The question most often posed about social enterprise in this Global Entrepreneurship Week (#gew) has been: how do we grow this movement, and how do we scale organisations + models that work? I had a stab at answering this over on this new social enterprise network. Here's an excerpt:
So, who has the answer? Domino's Pizza. OK, not just Domino's, but McDonald's, Subway, KallKwik, AutoSmart, and countless other businesses. Why? Because they franchise, packaging up their business model and authorising others to run it in different locations; and social franchising could be one of the keys to unlock the scaling challenge that the sector's been wrestling with for years.

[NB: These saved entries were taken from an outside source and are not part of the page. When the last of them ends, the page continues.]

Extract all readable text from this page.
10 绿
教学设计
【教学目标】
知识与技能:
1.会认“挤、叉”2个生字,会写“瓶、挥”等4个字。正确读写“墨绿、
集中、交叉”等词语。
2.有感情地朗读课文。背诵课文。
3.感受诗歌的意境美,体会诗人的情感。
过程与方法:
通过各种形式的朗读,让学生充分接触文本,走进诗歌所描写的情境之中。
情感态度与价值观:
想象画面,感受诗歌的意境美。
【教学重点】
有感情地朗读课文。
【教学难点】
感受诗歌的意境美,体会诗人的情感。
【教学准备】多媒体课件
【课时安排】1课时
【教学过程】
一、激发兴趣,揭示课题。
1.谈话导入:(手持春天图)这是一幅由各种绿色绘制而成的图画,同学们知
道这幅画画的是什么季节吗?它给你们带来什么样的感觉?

For inside that challenge lie several tough questions:
- How do you scale impact without scaling the organisation in a traditional, hierarchical way? (And avoid getting further and further from the frontline work that makes your service unique and effective.)
- How do you avoid reinventing the wheel by replicating proven models?
- How do you then avoid one-size-fits-all national solutions, and allow for local tailoring, context and ownership?
- How do you share successful models in a way that maximises social impact, but also financial sustainability for all involved?
- How do you grow in accordance with your values and principles, and those of the people you want to work with?
Social franchising is not necessarily the quickest, easiest way to scale, but it does represent an approach that can provide answers to these questions. Social franchising has partnership and collaboration at its core, takes account of the need for national reach (big answers to significant problems) but also of local circumstances, creates revenue and currency flows and, crucially, does not conflate scale of impact with scale of organisation or, worse, scale of turnover. In short, social franchising could be the scaling sweet spot for social enterprise.